Three quarters of people in the European Union accept that disclosing personal information online is necessary for everyday life, but are worried about the way data is stored and used, according to research by the European Commission.
The survey of 26,574 citizens found that 70 per cent are concerned about how companies use personal data, while 74 per cent want to give specific consent before any data is collected and processed online.
Furthermore, 75 per cent want to be able to delete personal information online whenever they want, and a whopping 90 per cent want a single system of data protection rights across Europe.
The most common concern is fraud, mentioned by 55 per cent of respondents, followed by information being used without permission on social networking sites (44 per cent) and information being shared between companies (43 per cent).

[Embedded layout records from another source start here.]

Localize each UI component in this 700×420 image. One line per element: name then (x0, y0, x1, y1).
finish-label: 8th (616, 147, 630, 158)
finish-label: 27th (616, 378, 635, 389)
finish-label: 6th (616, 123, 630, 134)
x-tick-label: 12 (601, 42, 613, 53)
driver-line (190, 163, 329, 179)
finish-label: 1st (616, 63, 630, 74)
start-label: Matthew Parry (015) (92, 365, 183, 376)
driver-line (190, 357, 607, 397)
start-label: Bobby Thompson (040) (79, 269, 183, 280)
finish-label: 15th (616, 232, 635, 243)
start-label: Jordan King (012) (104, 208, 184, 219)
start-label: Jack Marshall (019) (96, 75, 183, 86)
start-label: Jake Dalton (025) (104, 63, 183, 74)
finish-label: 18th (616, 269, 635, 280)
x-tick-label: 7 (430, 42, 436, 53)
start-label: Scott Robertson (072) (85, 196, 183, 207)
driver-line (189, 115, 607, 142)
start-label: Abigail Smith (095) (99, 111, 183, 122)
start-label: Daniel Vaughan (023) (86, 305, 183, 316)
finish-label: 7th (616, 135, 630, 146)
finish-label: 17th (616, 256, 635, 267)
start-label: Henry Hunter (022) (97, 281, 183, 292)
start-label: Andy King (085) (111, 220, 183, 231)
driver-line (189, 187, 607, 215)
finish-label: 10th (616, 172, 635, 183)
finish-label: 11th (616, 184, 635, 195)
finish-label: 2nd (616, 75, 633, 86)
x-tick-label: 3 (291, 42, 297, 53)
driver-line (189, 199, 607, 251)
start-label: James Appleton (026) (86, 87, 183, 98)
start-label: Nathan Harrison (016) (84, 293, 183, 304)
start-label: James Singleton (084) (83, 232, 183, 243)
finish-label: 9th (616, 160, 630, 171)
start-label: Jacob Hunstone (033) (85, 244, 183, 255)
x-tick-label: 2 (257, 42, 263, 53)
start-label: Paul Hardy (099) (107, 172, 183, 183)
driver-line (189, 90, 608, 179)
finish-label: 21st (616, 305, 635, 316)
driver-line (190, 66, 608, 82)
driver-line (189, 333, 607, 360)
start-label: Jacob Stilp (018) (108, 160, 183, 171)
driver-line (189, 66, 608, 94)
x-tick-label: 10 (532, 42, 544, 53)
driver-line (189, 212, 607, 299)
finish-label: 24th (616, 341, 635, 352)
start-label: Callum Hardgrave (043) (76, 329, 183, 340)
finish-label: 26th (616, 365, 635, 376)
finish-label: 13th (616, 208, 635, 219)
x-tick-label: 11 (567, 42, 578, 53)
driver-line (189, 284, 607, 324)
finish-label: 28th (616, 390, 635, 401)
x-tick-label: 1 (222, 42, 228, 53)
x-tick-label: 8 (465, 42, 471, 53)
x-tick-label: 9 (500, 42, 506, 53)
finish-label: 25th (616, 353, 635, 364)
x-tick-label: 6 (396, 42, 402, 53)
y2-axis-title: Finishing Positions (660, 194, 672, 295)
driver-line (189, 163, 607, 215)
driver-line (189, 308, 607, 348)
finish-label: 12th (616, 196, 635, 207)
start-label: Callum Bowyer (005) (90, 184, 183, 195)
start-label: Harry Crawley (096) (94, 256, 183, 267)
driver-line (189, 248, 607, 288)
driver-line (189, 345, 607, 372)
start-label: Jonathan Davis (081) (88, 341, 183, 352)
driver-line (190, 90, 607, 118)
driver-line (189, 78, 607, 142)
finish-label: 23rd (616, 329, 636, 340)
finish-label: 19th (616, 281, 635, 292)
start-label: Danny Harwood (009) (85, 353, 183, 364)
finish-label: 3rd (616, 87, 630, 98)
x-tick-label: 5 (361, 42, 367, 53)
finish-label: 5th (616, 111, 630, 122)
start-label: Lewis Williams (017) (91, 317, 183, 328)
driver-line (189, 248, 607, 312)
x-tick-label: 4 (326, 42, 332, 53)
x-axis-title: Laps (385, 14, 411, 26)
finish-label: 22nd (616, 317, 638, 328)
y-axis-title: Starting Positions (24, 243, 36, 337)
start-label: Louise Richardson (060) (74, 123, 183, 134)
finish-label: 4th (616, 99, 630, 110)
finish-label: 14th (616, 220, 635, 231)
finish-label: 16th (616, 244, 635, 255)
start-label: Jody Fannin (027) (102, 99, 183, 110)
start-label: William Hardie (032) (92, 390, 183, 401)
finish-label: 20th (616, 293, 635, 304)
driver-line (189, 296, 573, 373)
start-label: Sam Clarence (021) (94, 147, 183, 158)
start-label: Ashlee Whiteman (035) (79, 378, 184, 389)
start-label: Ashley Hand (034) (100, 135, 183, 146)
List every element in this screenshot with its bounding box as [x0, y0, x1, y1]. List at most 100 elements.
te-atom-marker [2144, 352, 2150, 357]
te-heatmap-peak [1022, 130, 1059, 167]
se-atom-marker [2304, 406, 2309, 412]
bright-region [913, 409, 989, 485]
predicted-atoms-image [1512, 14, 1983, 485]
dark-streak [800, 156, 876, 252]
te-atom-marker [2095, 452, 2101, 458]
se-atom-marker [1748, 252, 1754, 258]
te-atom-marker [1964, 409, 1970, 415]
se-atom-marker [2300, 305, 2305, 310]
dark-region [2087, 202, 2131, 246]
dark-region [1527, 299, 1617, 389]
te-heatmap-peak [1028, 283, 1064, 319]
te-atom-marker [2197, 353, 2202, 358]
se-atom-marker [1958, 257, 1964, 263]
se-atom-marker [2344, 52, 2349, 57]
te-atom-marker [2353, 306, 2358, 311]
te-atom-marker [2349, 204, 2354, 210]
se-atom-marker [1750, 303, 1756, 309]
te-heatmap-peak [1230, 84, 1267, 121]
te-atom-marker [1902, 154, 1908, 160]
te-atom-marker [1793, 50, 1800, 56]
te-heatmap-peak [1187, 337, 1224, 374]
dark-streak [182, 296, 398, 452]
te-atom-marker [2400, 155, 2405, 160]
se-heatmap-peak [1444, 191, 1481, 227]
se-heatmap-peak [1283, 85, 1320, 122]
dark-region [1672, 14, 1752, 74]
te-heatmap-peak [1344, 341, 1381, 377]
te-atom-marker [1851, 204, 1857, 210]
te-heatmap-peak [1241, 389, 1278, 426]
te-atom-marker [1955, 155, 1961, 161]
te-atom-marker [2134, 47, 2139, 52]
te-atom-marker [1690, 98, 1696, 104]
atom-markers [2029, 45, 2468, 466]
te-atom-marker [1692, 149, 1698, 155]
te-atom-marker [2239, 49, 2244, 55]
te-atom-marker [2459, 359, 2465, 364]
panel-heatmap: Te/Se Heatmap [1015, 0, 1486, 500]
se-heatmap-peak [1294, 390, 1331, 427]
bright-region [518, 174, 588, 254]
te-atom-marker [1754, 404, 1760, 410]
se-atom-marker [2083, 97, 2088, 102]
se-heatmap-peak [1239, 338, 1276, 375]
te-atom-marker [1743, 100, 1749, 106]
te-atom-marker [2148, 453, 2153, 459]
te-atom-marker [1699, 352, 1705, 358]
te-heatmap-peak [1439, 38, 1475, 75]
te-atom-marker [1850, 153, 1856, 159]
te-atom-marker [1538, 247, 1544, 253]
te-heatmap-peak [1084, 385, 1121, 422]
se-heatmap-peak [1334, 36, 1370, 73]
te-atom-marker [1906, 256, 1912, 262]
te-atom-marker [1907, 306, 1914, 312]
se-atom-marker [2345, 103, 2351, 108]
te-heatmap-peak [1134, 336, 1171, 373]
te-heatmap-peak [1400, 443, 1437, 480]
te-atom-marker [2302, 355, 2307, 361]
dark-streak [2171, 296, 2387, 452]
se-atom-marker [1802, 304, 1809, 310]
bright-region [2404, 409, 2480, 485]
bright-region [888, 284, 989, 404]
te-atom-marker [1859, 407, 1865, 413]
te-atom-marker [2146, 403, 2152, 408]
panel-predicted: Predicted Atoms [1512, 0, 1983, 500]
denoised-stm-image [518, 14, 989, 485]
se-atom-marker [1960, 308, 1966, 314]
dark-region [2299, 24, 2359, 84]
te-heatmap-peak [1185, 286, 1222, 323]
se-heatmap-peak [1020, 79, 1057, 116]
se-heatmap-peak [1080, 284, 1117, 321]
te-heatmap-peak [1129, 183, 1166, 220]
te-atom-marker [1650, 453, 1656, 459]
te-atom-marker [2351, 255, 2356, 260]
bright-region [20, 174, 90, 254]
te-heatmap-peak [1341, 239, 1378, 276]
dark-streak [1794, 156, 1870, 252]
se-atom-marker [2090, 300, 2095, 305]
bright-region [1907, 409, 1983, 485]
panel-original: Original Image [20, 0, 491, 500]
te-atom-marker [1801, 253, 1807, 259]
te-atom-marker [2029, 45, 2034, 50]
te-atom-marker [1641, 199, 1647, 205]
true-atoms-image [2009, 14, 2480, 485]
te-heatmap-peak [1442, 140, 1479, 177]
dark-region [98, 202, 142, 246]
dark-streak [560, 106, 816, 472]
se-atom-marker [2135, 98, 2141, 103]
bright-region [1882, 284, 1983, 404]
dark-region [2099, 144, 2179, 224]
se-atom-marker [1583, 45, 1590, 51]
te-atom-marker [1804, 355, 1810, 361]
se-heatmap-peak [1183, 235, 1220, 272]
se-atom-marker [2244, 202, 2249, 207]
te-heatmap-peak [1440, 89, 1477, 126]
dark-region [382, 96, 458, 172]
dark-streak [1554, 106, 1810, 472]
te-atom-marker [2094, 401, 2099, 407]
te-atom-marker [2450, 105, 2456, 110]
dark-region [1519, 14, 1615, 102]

People are also more comfortable providing data to public authorities than private companies. Some 78 per cent of respondents trust their private information with a hospital, and 70 per cent with the government. But this falls to 39 per cent for retailers and 32 per cent for internet providers.
However, this faith in the public sector may be misplaced. The Information Commissioner's Office has fined public authorities on four occasions, while an NHS body lost eight million records on Wednesday.
EU justice commissioner Viviane Reding said in response to the concerns that she is working hard to give citizens more control, specifically the "right to be forgotten".
"Most people are used to giving out personal data to shop online or use social networking sites, but they're equally worried about how this data will be used, and don't always feel in control," she said.
"That's why, when I modernise the data protection rules, I want to explicitly clarify that people shall have the right, not just the possibility, to withdraw their consent to data processing."
The findings echo a report by the European Parliament's Civil Liberties Committee which called for businesses in the EU to make it easier for customers to access, amend and delete personal data.